TRIBUNAL DE JUSTIÇA DO ESTADO DO PIAUÍ
ÓRGÃO JULGADOR : 2ª Câmara Especializada Criminal
RECURSO EM SENTIDO ESTRITO (426) No 0019723-54.2007.8.18.0140
RECORRENTE: JAILSON DA SILVA NASCIMENTO
RECORRIDO: PROCURADORIA GERAL DA JUSTICA DO ESTADO DO PIAUI
RELATOR(A): Desembargador JOSÉ VIDAL DE FREITAS FILHO
EMENTA
Ementa: DIREITO PENAL E PROCESSUAL PENAL. RECURSO EM SENTIDO ESTRITO. HOMICÍDIO QUALIFICADO. LEGÍTIMA DEFESA. NÃO RECONHECIMENTO. EXCLUSÃO DA QUALIFICADORA DE MOTIVO TORPE. IMPOSSIBILIDADE. RECURSO DESPROVIDO.
1. Recurso em Sentido Estrito interposto por Jailson da Silva Nascimento contra a sentença que o pronunciou pela prática de homicídio qualificado, nos termos do art. 121, § 2º, I, do Código Penal, em relação à vítima Alysson de Castro Santos. O recorrente requereu: (i) absolvição sumária com base no art. 415, IV, do Código de Processo Penal, em razão de legítima defesa; e (ii) afastamento da qualificadora do motivo torpe, caso mantida a pronúncia.
2. Há duas questões em discussão:
(i) determinar se estão presentes os requisitos para reconhecimento da legítima defesa e consequente absolvição sumária; e
(ii) avaliar se a qualificadora do motivo torpe poderia ser excluída na fase de pronúncia.
3. O reconhecimento da legítima defesa exige prova inequívoca de que o acusado repeliu injusta agressão, atual ou iminente, usando moderadamente os meios necessários. Não havendo certeza incontroversa sobre a ocorrência de todos os requisitos legais, a análise do mérito deve ser submetida ao Tribunal do Júri, juízo competente para decidir crimes dolosos contra a vida.
4. O conjunto probatório, incluindo laudos periciais e depoimentos, não evidencia de forma cabal que o acusado agiu em legítima defesa, sendo razoável a manutenção da pronúncia.
5. A exclusão de qualificadoras na fase de pronúncia só é admitida quando manifestamente improcedentes, o que não se verifica no caso do motivo torpe. A alegação de que a conduta decorreu de animosidade prévia entre as partes não elimina a possibilidade de configuração da torpeza, sendo necessária a análise pelo Conselho de Sentença.
6. O motivo torpe, consubstanciado no relato de que o crime decorreu de uma discussão sobre dívida insignificante, possui suporte mínimo nos elementos constantes dos autos, justificando sua manutenção na pronúncia.

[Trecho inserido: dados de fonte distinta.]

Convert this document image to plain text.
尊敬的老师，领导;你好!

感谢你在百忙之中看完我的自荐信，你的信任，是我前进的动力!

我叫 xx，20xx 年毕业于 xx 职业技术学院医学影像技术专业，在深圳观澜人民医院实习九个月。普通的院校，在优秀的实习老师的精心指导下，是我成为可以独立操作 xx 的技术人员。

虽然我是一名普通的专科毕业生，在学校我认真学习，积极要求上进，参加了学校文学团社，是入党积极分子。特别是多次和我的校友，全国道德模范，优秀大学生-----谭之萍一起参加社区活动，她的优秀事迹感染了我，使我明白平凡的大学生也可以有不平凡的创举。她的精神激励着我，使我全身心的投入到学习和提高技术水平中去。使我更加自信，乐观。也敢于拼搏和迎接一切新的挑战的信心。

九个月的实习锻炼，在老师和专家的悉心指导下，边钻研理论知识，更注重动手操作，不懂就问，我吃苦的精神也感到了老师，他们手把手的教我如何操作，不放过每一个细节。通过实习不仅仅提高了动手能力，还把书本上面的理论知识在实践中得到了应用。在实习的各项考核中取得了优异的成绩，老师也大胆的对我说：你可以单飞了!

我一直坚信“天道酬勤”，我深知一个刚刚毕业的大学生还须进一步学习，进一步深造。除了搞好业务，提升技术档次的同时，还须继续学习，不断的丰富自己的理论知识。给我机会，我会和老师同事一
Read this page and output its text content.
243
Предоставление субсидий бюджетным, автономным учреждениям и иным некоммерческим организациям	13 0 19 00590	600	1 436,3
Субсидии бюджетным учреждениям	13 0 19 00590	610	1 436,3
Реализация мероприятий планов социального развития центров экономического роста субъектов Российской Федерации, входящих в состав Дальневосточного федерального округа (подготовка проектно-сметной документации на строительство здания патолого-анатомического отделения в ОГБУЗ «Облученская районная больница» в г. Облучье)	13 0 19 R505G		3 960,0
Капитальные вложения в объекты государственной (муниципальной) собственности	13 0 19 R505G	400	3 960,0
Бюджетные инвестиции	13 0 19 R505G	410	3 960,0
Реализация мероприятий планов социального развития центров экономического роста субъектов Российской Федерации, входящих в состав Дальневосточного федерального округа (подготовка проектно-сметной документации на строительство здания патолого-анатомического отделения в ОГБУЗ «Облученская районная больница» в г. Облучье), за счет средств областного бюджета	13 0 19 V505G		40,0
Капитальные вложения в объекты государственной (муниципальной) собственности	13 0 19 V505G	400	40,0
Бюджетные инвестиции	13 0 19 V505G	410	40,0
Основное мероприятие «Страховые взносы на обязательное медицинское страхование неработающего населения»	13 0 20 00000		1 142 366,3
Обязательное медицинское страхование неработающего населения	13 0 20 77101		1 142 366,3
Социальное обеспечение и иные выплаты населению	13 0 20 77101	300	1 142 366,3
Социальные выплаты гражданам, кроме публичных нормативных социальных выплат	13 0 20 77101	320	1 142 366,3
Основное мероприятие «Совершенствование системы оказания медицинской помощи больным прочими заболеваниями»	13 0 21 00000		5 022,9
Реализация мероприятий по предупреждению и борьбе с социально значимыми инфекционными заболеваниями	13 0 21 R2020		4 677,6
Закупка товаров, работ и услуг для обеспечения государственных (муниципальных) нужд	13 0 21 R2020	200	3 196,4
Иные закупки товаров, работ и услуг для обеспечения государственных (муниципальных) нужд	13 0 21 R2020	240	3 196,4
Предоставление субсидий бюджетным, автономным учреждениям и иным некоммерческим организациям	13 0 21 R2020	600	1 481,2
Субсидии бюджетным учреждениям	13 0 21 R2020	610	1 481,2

7. Recurso conhecido e desprovido.
Tese de julgamento:
1. A absolvição sumária por legítima defesa exige prova inequívoca da excludente de ilicitude, sendo vedado afastar o juízo de admissibilidade quando houver controvérsias a serem dirimidas pelo Tribunal do Júri.
2. A exclusão de qualificadoras na pronúncia só é possível quando estas se revelarem manifestamente improcedentes, sob pena de usurpar a competência do Tribunal do Júri.
Dispositivos relevantes citados: Código Penal, art. 121, § 2º, I; art. 25; Código de Processo Penal, arts. 413 e 415, IV.
Jurisprudência relevante citada: STJ, AgRg no AREsp 2.069.589/DF, Rel. Min. Reynaldo Soares da Fonseca, j. 21/06/2022; STJ, AgRg no HC 605.748/PI, Rel. Min. Nefi Cordeiro, j. 24/11/2020.
ACÓRDÃO
Vistos, relatados e discutidos estes autos em Sessão Ordinária do Plenário Virtual, realizada no período de 31 de janeiro a 7 de fevereiro de 2025, acordam os componentes da 2ª Câmara Especializada Criminal, por unanimidade, conhecer e negar provimento ao recurso, nos termos do voto do(a) Relator(a).
SALA DAS SESSÕES DO TRIBUNAL DE JUSTIÇA DO ESTADO DO PIAUÍ.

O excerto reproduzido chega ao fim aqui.